Some users have reported a strange problem: after unlocking the smartphone the FaceID, a ghost keyboard appears. What's happening
A strange and annoying bug plagues iPhones running iOS 11, 12 and 13: the phantom keyboard. The news came out of an ongoing discussion on Reddit, where a user posted a video showing the problem.
In no time at all, this user discovered that he's by no means the only one with this problem, but that it's a fairly widespread bug. From reading the various messages left on Reddit, then, it seems that the problem is in the operating system because it affects several models of Apple smartphones, already for quite some time. Some users have turned to the technical support that, however, has not offered any solution to this bug. A bug, by the way, quite old since some users claim to see it as early as iOS 11 and to have carried it around until the latest iOS 13.3 without being able to solve it.
Iphone bug: what happens and why
The bug we're talking about is very strange: after an unlock with Face ID, which occurs without problems, if the user touches the bottom of the iPhone screen are displayed letters. These letters, in reality, are those of the keyboard: same graphics, same position. The bug, in fact, appears when the user has set a custom alphanumeric password (i.e. with numbers and letters) in addition to Face ID. But the keyboard is not there: the one that appears only if you tap the screen is a kind of ghost keyboard. Discussion on Reddit shows that the problem is persistent: it happens about 70% of the times you unlock the screen with Face ID, especially if you don't bring your face close to the screen immediately.
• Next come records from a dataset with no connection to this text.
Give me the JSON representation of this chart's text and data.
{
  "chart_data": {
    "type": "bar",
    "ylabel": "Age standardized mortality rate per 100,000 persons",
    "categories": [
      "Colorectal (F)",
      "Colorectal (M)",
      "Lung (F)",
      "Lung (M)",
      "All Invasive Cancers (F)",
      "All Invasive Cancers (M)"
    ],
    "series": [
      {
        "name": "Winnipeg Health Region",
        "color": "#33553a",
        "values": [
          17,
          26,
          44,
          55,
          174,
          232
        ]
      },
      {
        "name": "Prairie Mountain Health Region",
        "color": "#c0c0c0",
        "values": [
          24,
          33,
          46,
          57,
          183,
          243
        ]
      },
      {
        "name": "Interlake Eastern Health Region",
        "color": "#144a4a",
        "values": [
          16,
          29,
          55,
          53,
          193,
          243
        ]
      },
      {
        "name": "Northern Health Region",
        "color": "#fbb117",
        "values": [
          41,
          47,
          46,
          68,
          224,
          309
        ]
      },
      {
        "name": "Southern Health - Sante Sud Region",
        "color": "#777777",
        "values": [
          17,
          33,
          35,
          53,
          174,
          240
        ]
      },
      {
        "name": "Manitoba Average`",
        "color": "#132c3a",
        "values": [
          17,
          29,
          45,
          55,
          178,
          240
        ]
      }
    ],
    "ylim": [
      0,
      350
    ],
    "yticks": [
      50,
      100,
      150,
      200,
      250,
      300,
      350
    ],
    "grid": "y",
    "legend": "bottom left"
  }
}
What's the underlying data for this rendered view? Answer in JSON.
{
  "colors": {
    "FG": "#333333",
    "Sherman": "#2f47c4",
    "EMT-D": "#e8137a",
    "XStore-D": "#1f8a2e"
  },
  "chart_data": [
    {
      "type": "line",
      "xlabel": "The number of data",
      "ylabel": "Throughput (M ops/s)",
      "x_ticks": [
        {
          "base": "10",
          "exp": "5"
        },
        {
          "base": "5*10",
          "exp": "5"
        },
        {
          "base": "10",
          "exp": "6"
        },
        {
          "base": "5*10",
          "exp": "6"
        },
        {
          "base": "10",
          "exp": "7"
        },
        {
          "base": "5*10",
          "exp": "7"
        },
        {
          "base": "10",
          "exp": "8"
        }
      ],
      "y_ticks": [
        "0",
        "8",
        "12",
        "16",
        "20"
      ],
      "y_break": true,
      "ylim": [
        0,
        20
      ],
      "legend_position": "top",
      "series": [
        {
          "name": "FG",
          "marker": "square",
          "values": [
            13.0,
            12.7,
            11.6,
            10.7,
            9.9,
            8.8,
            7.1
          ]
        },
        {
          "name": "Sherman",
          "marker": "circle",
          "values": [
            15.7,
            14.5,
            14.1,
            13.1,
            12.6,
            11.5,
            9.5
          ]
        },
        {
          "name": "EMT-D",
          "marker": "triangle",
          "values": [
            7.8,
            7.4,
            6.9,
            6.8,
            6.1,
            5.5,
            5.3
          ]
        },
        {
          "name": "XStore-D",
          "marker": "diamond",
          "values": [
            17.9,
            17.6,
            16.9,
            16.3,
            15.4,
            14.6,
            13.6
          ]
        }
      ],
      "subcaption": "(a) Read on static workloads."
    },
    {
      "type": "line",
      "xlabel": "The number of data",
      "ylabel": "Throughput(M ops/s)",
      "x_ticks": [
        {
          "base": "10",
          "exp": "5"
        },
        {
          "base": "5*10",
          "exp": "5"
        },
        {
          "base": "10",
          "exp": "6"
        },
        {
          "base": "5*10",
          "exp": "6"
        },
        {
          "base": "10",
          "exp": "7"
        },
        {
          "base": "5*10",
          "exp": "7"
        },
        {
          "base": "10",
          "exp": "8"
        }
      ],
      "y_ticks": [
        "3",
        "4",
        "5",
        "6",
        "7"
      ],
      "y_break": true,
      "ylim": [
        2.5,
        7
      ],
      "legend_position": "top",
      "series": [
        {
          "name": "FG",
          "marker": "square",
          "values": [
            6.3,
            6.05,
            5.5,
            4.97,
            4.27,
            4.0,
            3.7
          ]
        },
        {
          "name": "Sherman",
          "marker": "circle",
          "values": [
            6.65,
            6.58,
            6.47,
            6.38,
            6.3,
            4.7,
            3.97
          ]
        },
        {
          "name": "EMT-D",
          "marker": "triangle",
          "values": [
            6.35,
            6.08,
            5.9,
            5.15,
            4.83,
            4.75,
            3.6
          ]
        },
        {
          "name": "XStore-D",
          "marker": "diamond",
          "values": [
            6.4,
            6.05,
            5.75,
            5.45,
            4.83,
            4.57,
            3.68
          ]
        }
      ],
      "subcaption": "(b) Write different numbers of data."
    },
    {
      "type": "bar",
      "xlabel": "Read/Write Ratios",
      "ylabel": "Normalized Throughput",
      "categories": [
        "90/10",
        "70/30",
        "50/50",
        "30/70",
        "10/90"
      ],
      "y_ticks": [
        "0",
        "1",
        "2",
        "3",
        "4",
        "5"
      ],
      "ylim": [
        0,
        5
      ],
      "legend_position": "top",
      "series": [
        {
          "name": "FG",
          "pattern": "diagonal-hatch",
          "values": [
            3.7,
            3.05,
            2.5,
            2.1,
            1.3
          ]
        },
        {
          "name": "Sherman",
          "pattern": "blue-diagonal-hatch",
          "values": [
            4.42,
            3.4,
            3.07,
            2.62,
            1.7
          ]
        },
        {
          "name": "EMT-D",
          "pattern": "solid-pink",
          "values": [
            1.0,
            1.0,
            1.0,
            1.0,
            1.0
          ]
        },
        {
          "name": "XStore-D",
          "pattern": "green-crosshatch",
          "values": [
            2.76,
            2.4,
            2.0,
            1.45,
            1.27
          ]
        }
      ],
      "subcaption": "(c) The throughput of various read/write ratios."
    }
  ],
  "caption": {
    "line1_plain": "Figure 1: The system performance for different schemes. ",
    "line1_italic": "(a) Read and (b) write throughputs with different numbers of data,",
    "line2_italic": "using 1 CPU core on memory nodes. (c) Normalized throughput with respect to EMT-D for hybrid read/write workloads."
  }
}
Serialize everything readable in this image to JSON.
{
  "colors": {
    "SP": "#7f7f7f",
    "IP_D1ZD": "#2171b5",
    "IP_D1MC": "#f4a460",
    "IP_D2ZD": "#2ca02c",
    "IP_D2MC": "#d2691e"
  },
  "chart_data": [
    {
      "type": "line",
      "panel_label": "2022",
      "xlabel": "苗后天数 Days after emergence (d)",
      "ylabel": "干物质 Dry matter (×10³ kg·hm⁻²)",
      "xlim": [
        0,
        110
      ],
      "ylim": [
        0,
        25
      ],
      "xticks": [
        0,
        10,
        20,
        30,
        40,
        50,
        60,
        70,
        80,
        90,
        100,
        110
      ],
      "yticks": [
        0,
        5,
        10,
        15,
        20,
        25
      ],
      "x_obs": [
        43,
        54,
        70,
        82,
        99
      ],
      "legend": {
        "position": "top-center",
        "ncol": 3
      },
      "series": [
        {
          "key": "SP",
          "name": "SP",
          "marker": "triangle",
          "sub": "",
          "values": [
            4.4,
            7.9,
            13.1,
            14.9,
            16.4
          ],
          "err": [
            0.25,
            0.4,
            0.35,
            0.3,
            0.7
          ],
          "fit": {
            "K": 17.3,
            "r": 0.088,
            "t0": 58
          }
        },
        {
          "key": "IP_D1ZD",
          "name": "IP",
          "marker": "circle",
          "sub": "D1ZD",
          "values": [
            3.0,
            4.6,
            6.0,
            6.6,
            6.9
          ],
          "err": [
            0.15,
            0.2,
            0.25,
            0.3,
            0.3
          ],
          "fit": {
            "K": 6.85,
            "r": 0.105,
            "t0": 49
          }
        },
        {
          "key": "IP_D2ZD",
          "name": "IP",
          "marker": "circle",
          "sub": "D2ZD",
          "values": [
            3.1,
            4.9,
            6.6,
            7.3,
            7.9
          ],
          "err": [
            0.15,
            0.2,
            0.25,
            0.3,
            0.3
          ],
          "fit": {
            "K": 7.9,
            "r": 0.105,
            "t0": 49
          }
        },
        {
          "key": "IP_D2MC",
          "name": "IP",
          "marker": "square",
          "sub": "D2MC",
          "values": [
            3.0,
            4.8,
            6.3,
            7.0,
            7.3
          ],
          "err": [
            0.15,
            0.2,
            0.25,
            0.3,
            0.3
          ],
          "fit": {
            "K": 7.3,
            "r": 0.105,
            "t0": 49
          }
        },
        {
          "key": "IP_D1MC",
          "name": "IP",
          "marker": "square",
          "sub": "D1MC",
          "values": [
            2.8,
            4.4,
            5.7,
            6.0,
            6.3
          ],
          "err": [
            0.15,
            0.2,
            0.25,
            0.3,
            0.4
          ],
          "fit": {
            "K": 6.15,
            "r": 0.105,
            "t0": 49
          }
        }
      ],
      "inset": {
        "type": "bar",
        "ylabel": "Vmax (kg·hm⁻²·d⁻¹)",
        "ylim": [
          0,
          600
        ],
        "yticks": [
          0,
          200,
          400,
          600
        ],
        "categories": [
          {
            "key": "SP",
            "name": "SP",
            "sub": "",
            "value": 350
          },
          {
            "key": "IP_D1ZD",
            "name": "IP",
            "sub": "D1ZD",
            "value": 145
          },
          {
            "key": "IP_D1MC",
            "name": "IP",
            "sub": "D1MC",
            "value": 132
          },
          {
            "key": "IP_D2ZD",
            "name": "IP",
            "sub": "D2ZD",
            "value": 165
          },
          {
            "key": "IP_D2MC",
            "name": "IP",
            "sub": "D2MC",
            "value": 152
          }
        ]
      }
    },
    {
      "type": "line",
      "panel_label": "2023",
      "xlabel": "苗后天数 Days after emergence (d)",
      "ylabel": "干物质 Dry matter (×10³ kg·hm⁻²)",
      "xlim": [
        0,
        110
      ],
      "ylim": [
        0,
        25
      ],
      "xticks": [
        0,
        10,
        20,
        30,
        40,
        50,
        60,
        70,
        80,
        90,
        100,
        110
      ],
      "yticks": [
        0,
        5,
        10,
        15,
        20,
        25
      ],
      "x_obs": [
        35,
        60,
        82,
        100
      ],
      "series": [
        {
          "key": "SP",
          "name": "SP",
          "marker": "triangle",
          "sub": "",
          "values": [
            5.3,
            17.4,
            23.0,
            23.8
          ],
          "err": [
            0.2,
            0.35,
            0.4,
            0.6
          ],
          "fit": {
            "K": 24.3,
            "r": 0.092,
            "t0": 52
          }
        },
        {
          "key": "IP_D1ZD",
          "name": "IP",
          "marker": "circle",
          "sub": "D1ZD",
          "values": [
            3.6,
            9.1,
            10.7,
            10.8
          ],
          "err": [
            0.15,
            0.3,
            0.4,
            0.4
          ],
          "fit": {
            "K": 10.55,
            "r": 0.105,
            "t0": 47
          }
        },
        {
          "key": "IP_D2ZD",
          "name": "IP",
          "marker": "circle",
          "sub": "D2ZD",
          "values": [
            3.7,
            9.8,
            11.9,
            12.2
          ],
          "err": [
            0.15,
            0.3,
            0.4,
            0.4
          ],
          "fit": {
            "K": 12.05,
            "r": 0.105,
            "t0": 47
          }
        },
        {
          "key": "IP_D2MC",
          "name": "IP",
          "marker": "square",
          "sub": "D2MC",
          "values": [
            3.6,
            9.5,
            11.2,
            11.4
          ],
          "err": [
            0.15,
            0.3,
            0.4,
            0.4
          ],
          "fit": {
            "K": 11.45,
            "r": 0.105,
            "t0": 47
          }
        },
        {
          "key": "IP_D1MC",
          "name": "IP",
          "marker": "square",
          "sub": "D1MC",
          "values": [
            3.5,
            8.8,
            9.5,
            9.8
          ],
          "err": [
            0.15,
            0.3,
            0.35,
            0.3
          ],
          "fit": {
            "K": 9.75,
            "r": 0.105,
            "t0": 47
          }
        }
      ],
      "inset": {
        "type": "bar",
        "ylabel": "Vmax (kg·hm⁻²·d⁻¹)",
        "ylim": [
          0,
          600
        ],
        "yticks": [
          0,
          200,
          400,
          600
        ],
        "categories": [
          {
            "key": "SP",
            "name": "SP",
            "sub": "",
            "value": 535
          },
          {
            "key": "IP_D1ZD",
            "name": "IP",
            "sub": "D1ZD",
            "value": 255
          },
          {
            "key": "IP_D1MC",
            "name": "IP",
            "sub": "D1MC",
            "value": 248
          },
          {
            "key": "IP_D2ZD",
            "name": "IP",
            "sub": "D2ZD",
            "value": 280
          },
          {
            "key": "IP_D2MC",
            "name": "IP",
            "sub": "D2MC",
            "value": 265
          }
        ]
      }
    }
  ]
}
Because it's a bug related to unlocking the phone, a user with this problem contacted Apple describing the strange behavior of his iPhone as a security-related bug. But Apple responded that it is not a security-related bug and offered no solution. What's even stranger, though, is that even iPhone 7 users, which doesn't have Face ID unlocking, have complained of the exact same problem after setting an alphanumeric password.
This could lead users, to avoid running into the bug, to not choose this type of password and prefer unlocking with a simple PIN. Which is, however, a much less secure method of protecting a smartphone. Perhaps, then, Apple would do well to consider the phantom keyboard as a security-related bug and, consequently, give it the priority it deserves.